Фешенебельный квартал с «Макдоналдсом» остался позади. Дома расступились, и Дорис увидела, что солнце уже превратилось в твердый оранжевый шар, зависший низко над горизонтом. По улицам струился такой странный свет, что казалось, что все пешеходы сейчас сгорят в языках яркого пламени.
— И вот тогда все начало меняться, — сказала она, почему-то понизив голос. И у нее опять задрожали руки.
Веттер весь подался вперед:
— Меняться? Как? Как все менялось, миссис Фриман?
Они проезжали мимо газетного киоска, сказала она, и ей на глаза попался большой заголовок, написанный мелом на черной доске объявлений: ПОДЗЕМНЫЙ УЖАС ПОГЛОТИЛ ШЕСТЬДЕСЯТ ЧЕЛОВЕК.
— Лонни, смотри!
— Что? — Он оглянулся, но они уже проехали киоск.
— Там было написано: «Подземный ужас поглотил шестьдесят человек». Кажется, они так называют метро? Подземка?

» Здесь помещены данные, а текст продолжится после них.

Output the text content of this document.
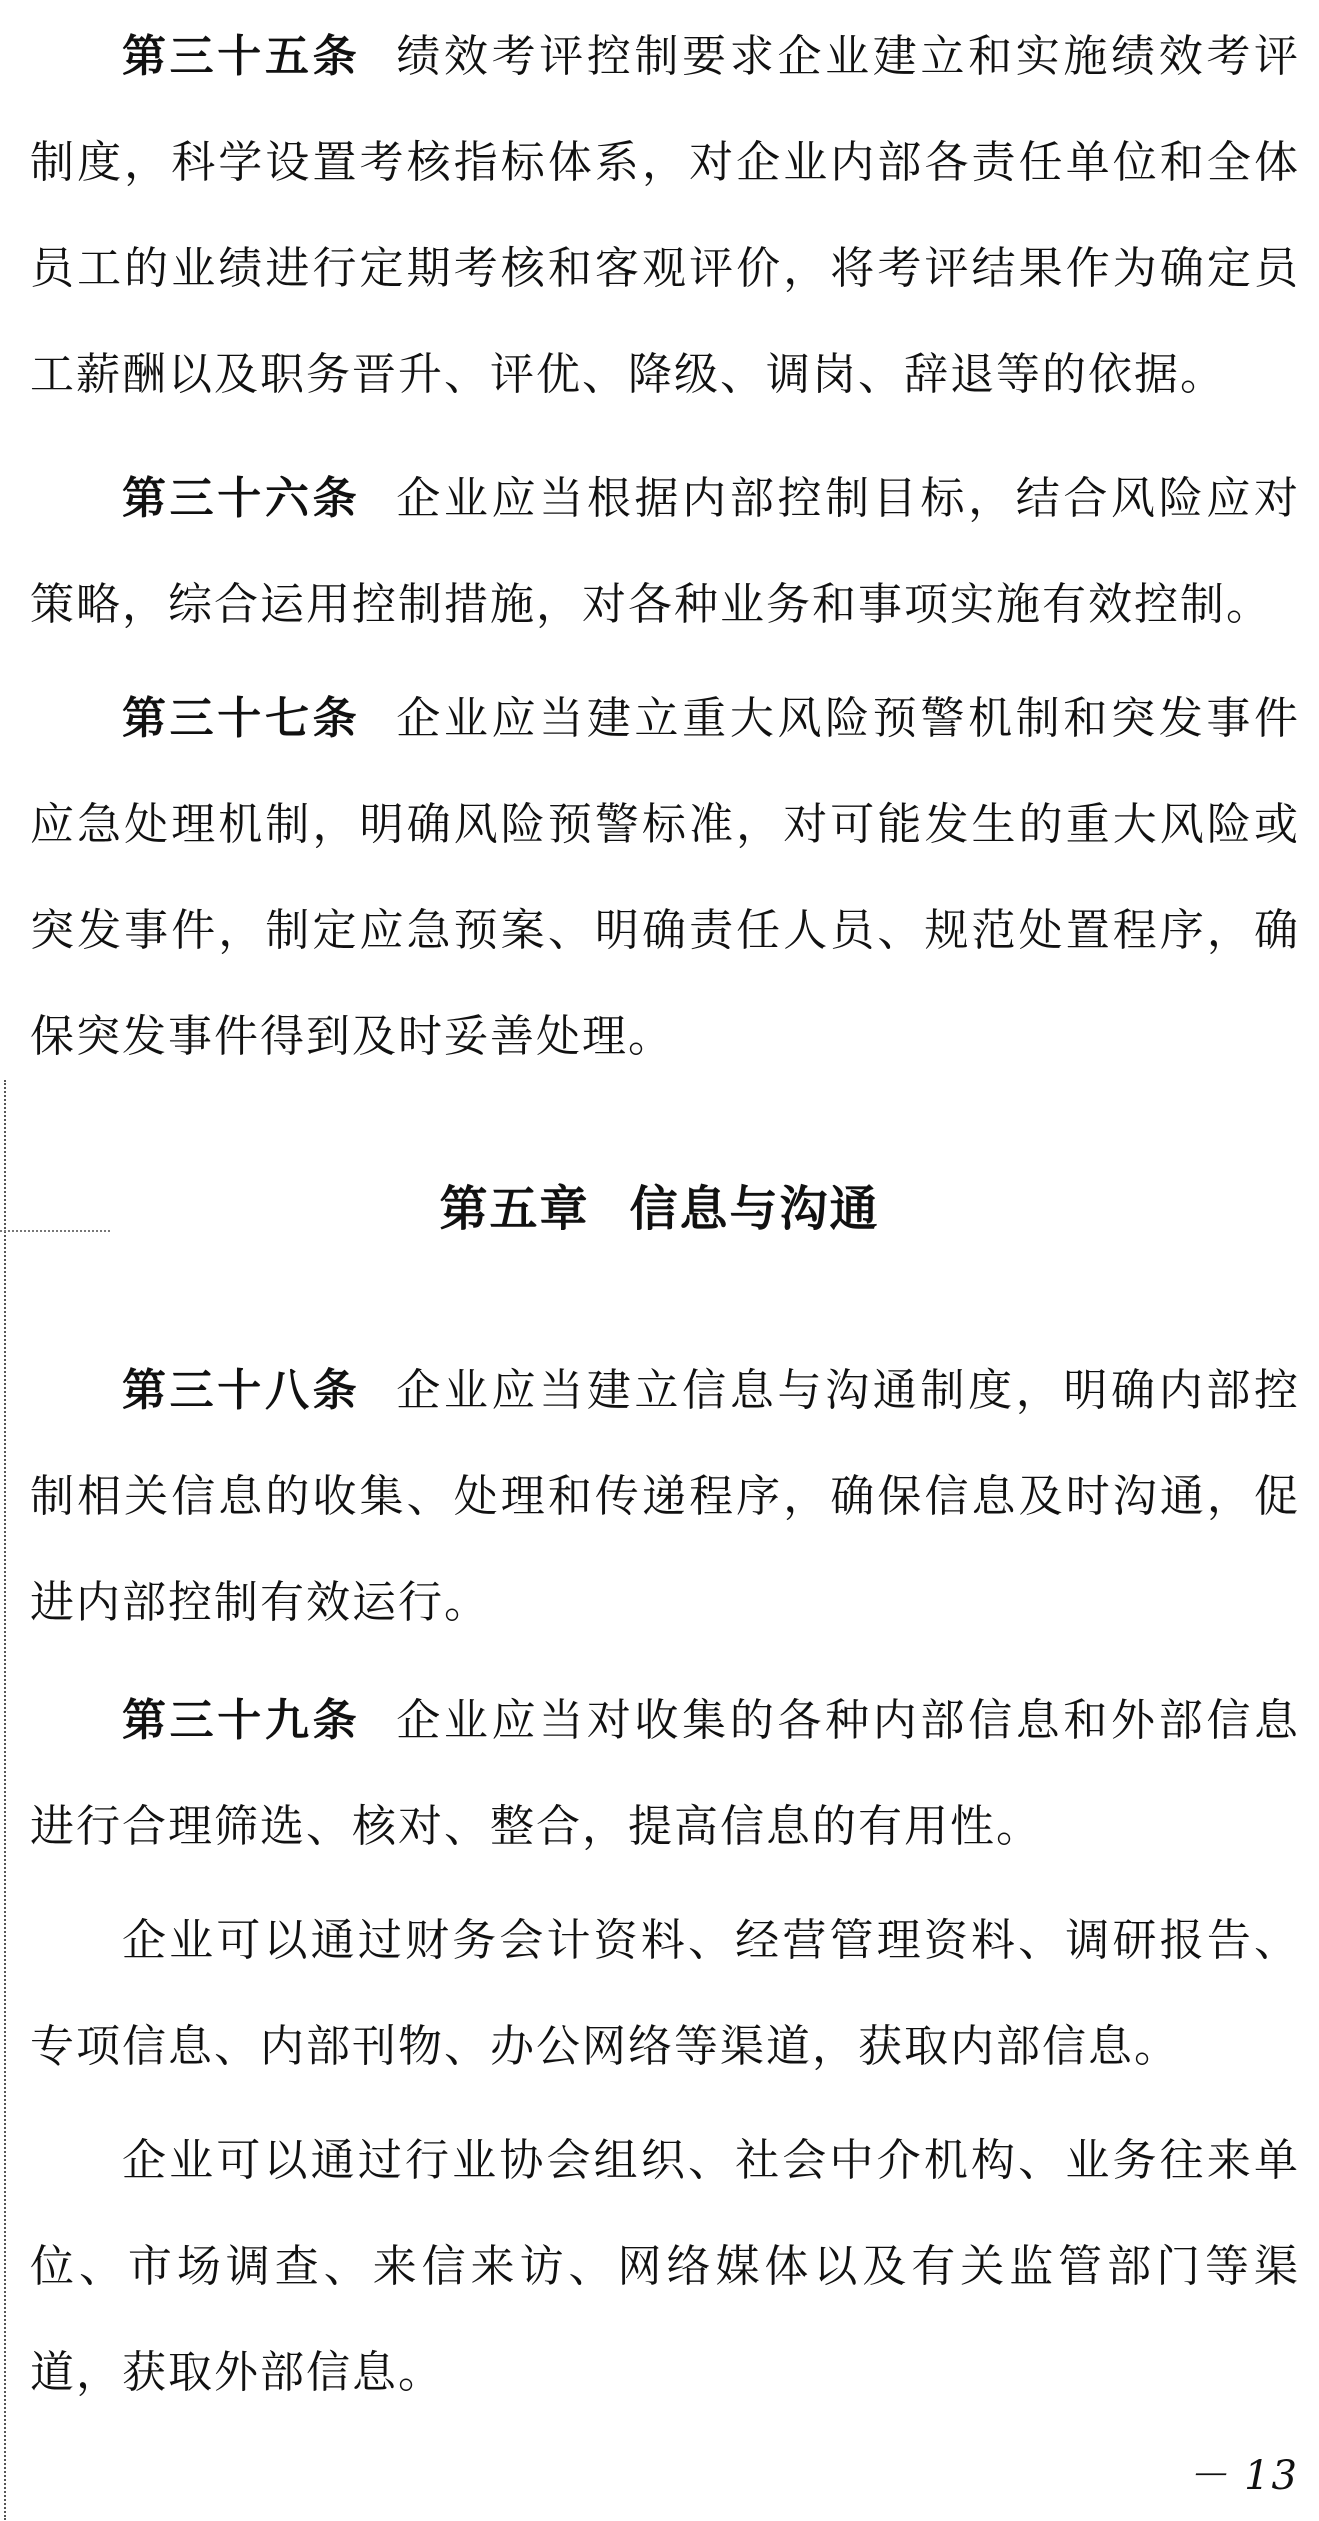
第三十五条 绩效考评控制要求企业建立和实施绩效考评制度，科学设置考核指标体系，对企业内部各责任单位和全体员工的业绩进行定期考核和客观评价，将考评结果作为确定员工薪酬以及职务晋升、评优、降级、调岗、辞退等的依据。

第三十六条 企业应当根据内部控制目标，结合风险应对策略，综合运用控制措施，对各种业务和事项实施有效控制。

第三十七条 企业应当建立重大风险预警机制和突发事件应急处理机制，明确风险预警标准，对可能发生的重大风险或突发事件，制定应急预案、明确责任人员、规范处置程序，确保突发事件得到及时妥善处理。

第五章 信息与沟通

第三十八条 企业应当建立信息与沟通制度，明确内部控制相关信息的收集、处理和传递程序，确保信息及时沟通，促进内部控制有效运行。

第三十九条 企业应当对收集的各种内部信息和外部信息进行合理筛选、核对、整合，提高信息的有用性。

企业可以通过财务会计资料、经营管理资料、调研报告、专项信息、内部刊物、办公网络等渠道，获取内部信息。

企业可以通过行业协会组织、社会中介机构、业务往来单位、市场调查、来信来访、网络媒体以及有关监管部门等渠道，获取外部信息。

－ 13
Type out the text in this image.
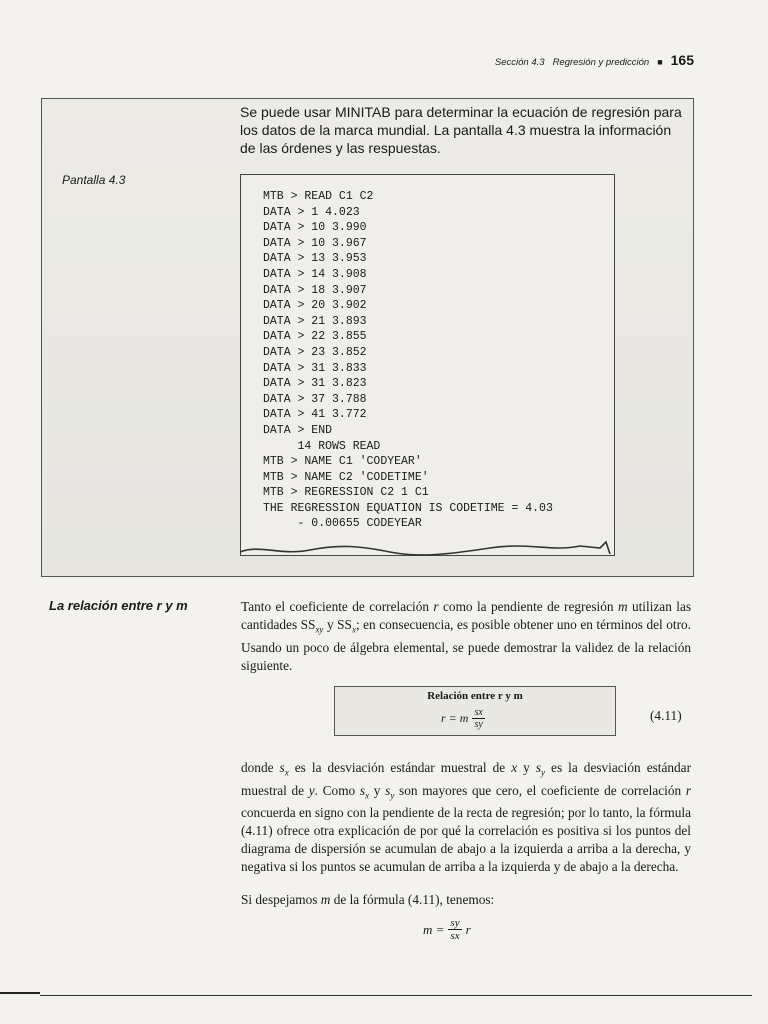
Sección 4.3 Regresión y predicción ■ 165
Se puede usar MINITAB para determinar la ecuación de regresión para los datos de la marca mundial. La pantalla 4.3 muestra la información de las órdenes y las respuestas.
Pantalla 4.3
MTB > READ C1 C2
DATA > 1 4.023
DATA > 10 3.990
DATA > 10 3.967
DATA > 13 3.953
DATA > 14 3.908
DATA > 18 3.907
DATA > 20 3.902
DATA > 21 3.893
DATA > 22 3.855
DATA > 23 3.852
DATA > 31 3.833
DATA > 31 3.823
DATA > 37 3.788
DATA > 41 3.772
DATA > END
14 ROWS READ
MTB > NAME C1 'CODYEAR'
MTB > NAME C2 'CODETIME'
MTB > REGRESSION C2 1 C1
THE REGRESSION EQUATION IS CODETIME = 4.03
- 0.00655 CODEYEAR

La relación entre r y m	Tanto el coeficiente de correlación r como la pendiente de regresión m utilizan las cantidades $SS_{xy}$ y $SS_x$; en consecuencia, es posible obtener uno en términos del otro. Usando un poco de álgebra elemental, se puede demostrar la validez de la relación siguiente.

Relación entre r y m
r = m $\frac{sx}{sy}$	(4.11)

donde $s_x$ es la desviación estándar muestral de x y $s_y$ es la desviación estándar muestral de y. Como $s_x$ y $s_y$ son mayores que cero, el coeficiente de correlación r concuerda en signo con la pendiente de la recta de regresión; por lo tanto, la fórmula (4.11) ofrece otra explicación de por qué la correlación es positiva si los puntos del diagrama de dispersión se acumulan de abajo a la izquierda a arriba a la derecha, y negativa si los puntos se acumulan de arriba a la izquierda y de abajo a la derecha.

Si despejamos m de la fórmula (4.11), tenemos:

$m = \frac{sy}{sx}$ r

— Ага, подземка. Была авария?
— Я-то откуда знаю. — Она наклонилась вперед к водителю: — Послушайте, вы не знаете, что там случилось? Была авария в метро?
— Авария, мадам? Понятия не имею.
— У вас есть радио?
— В машине — нет.
— Лонни?
— Э?
Она увидела, что Лонни это не интересует. Он опять принялся рыться в карманах (а учитывая, что Лонни был в тройке, простор для «рытья» был немалый) в поисках затерявшегося листочка с адресом Джона Скуэльса.
Слова, написанные белым мелом на черной доске, никак не шли у нее из головы. ШЕСТЬДЕСЯТ ЧЕЛОВЕК ПОГИБЛИ В МЕТРО, вот так надо было писать. Но… ПОДЗЕМНЫЙ УЖАС ПОГЛОТИЛ ШЕСТЬДЕСЯТ ЧЕЛОВЕК. Было в этом что-то такое… неприятное и тревожное. Надо же, «поглотил»… Так в старину говорили о моряках, которые утонули в море. «И морская пучина поглотила их безвозвратно».
ПОДЗЕМНЫЙ УЖАС.
Ей это очень не нравилось. В голову лезли мысли о кладбищах, канализационных шахтах и бледных и вялых тварях — мерзких и тошнотворных, — которые обитают в недрах метро, и неожиданно выпрыгивают из тоннелей, и хватают своими цепкими лапами (или, может быть, щупальцами) несчастных пассажиров на освещенной платформе, и уволакивают их в темноту…
Они повернули направо. На углу, рядом с тремя громадными мотоциклами, стояли трое парней в черной коже. Они оглянулись на проезжающее такси, и на мгновение Дорис показалось (сейчас заходящее солнце светило ей прямо в глаза), что у байкеров нечеловеческие лица. В душе шевельнулось неприятное ощущение — и не ощущение даже; уверенность, — что у этих ребят в черной коже не лица, а крысиные морды. Крысиные морды с черными настороженными глазами. Но потом свет немного сместился, и она поняла, что, конечно же, все было совсем не так. Это были обычные парни, которые стояли себе и курили перед кондитерской на углу.